Do not autoclave solutions containing isopropanol or MOPS; use sterile filtration if necessary.

Buffer P1

  • 50 mM Tris-HCl pH 8.0
  • 10 mM EDTA
  • 100 μg/ml RNaseA

The buffer and RNaseA can also be ordered from Qiagen separately (catalog numbers 19051 and 19101).

Buffer P2

  • 200 mM NaOH
  • 1% SDS

Buffer P3 (not for spin columns, but for Qiatips, midi, maxi, giga kits)

  • 3.0 M potassium acetate pH 5.5

Buffer N3

  • 4.2 M Gu-HCl
  • 0.9 M potassium acetate
  • pH 4.8

Buffer PB

  • 5 M Gu-HCl
  • 30% ethanol
  • (maybe add 10mM Tris-HCL PH 6.6, and that is better)

Buffer PE

  • 10 mM Tris-HCl pH 7.5
  • 80% ethanol

Buffer QBT equilibration buffer

  • 750 mM NaCl
  • 50 mM MOPS pH 7.0
  • 15% isopropanol
  • 0.15% triton X-100

Buffer QC wash buffer

  • 1.0M NaCl
  • 50 mM MOPS pH 7.0
  • 15% isopropanol

Buffer QF elution buffer

  • 1.25M NaCl
  • 50 mM Tris-HCl pH 8.5
  • 15% isopropanol

Buffer QN

  • 1.6M NaCl
  • 50 mM MOPS pH 7.0
  • 15% isopropanol


Buffer FWB2

  • 1M potassium acetate, pH 5.0


(Source: [http://methodsandreagents.pbwiki.com/], US Patent 6,383,393)

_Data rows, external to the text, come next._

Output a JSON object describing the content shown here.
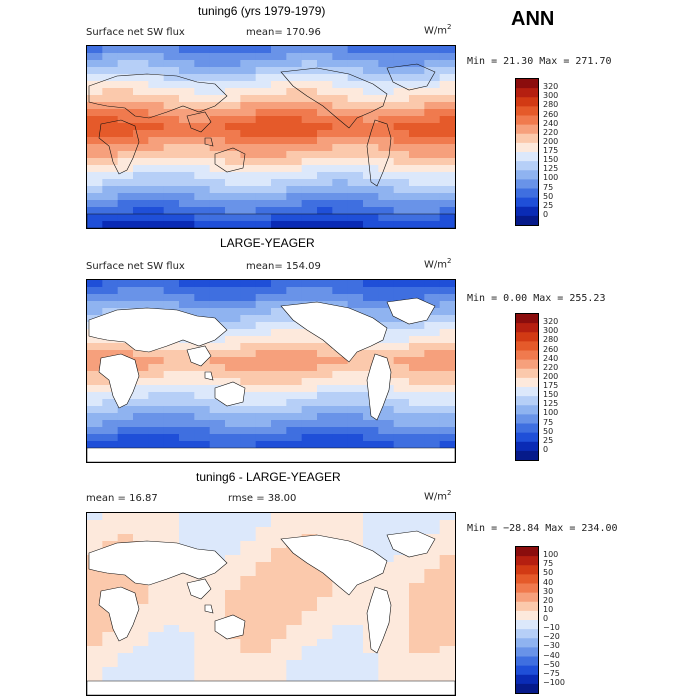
{
  "season": "ANN",
  "panels": [
    {
      "title": "tuning6 (yrs 1979-1979)",
      "field_label": "Surface net SW flux",
      "stat_text": "mean= 170.96",
      "units": "W/m",
      "units_sup": "2",
      "minmax_text": "Min =  21.30 Max = 271.70",
      "colorbar_levels": [
        "320",
        "300",
        "280",
        "260",
        "240",
        "220",
        "200",
        "175",
        "150",
        "125",
        "100",
        "75",
        "50",
        "25",
        "0"
      ],
      "colorbar_colors": [
        "#8b0d0d",
        "#b51f10",
        "#d23a14",
        "#e55a2a",
        "#f07a4e",
        "#f6a07c",
        "#fbc9ac",
        "#fde9dc",
        "#dce8fb",
        "#b6cff7",
        "#8fb3f0",
        "#6993e8",
        "#3f6fe0",
        "#1f4fd8",
        "#0a2bb5",
        "#061a8a"
      ],
      "ocean_only": false
    },
    {
      "title": "LARGE-YEAGER",
      "field_label": "Surface net SW flux",
      "stat_text": "mean= 154.09",
      "units": "W/m",
      "units_sup": "2",
      "minmax_text": "Min =   0.00 Max = 255.23",
      "colorbar_levels": [
        "320",
        "300",
        "280",
        "260",
        "240",
        "220",
        "200",
        "175",
        "150",
        "125",
        "100",
        "75",
        "50",
        "25",
        "0"
      ],
      "colorbar_colors": [
        "#8b0d0d",
        "#b51f10",
        "#d23a14",
        "#e55a2a",
        "#f07a4e",
        "#f6a07c",
        "#fbc9ac",
        "#fde9dc",
        "#dce8fb",
        "#b6cff7",
        "#8fb3f0",
        "#6993e8",
        "#3f6fe0",
        "#1f4fd8",
        "#0a2bb5",
        "#061a8a"
      ],
      "ocean_only": true
    },
    {
      "title": "tuning6 - LARGE-YEAGER",
      "field_label": "mean =  16.87",
      "stat_text": "rmse =  38.00",
      "units": "W/m",
      "units_sup": "2",
      "minmax_text": "Min = −28.84 Max = 234.00",
      "colorbar_levels": [
        "100",
        "75",
        "50",
        "40",
        "30",
        "20",
        "10",
        "0",
        "−10",
        "−20",
        "−30",
        "−40",
        "−50",
        "−75",
        "−100"
      ],
      "colorbar_colors": [
        "#8b0d0d",
        "#b51f10",
        "#d23a14",
        "#e55a2a",
        "#f07a4e",
        "#f6a07c",
        "#fbc9ac",
        "#fde9dc",
        "#dce8fb",
        "#b6cff7",
        "#8fb3f0",
        "#6993e8",
        "#3f6fe0",
        "#1f4fd8",
        "#0a2bb5",
        "#061a8a"
      ],
      "ocean_only": true
    }
  ],
  "chart_data": [
    {
      "type": "heatmap",
      "title": "tuning6 (yrs 1979-1979)",
      "variable": "Surface net SW flux",
      "units": "W/m^2",
      "mean": 170.96,
      "min": 21.3,
      "max": 271.7,
      "contour_levels": [
        0,
        25,
        50,
        75,
        100,
        125,
        150,
        175,
        200,
        220,
        240,
        260,
        280,
        300,
        320
      ]
    },
    {
      "type": "heatmap",
      "title": "LARGE-YEAGER",
      "variable": "Surface net SW flux",
      "units": "W/m^2",
      "mean": 154.09,
      "min": 0.0,
      "max": 255.23,
      "contour_levels": [
        0,
        25,
        50,
        75,
        100,
        125,
        150,
        175,
        200,
        220,
        240,
        260,
        280,
        300,
        320
      ]
    },
    {
      "type": "heatmap",
      "title": "tuning6 - LARGE-YEAGER",
      "units": "W/m^2",
      "mean": 16.87,
      "rmse": 38.0,
      "min": -28.84,
      "max": 234.0,
      "contour_levels": [
        -100,
        -75,
        -50,
        -40,
        -30,
        -20,
        -10,
        0,
        10,
        20,
        30,
        40,
        50,
        75,
        100
      ]
    }
  ]
}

The LyseBlue indicator dye added to some of the buffers is Thymophthalein, pH shift from colorless to blue at pH 9.3

Restriction Digest (P9.)

At iGEM HQ we use this protocol for restriction digests along with enzymes purchased from NEB.

Materials

  • PCR tube
  • dH20
  • Enzymes (EcoRI, XbaI, SpeI, PstI)
  • BSA
  • Enzyme Buffer (NEBuffer 2)*

Notes: You should keep all materials on ice.

Protocol

1. Add 500ng of DNA to be digested, and adjust with dH20 for a total volume of 42.5ul.
2. Add 5ul of NEBuffer 2 to the tube.
3. Add 0.5ul of BSA to the tube.
4. Add 1ul of your first enzyme.
5. Add 1ul of your second enzyme.
6. There should be a total volume of 50ul. Mix well and spin down.
7. Incubate the restriction digest at 37C for 30min, and then 80C for 20min to heat kill the enzymes.
We incubate in a thermocycler with a heated lid
8. Run a portion of the digest on a gel, to check that both plasmid and part length are accurate. You may also use 2ul of the digest (20ng of DNA) for ligations.

Ligations (P10.)

After following our restriction digest protocol (which uses 500ng of DNA) you may follow these steps for ligation.

1. Add 11ul of dH20
2. Add 2ul from each sample you will be ligating (destination plasmid, and part)
3. Add 2ul of T4 DNA Ligase Reaction Buffer
4. Add 1ul of T4 DNA Ligase
5. Mix well, and spin down.
6. Incubate for 30min at 16C and 20min at 80C to heat kill.
7. Use 2ul of ligation to transform into competent cells.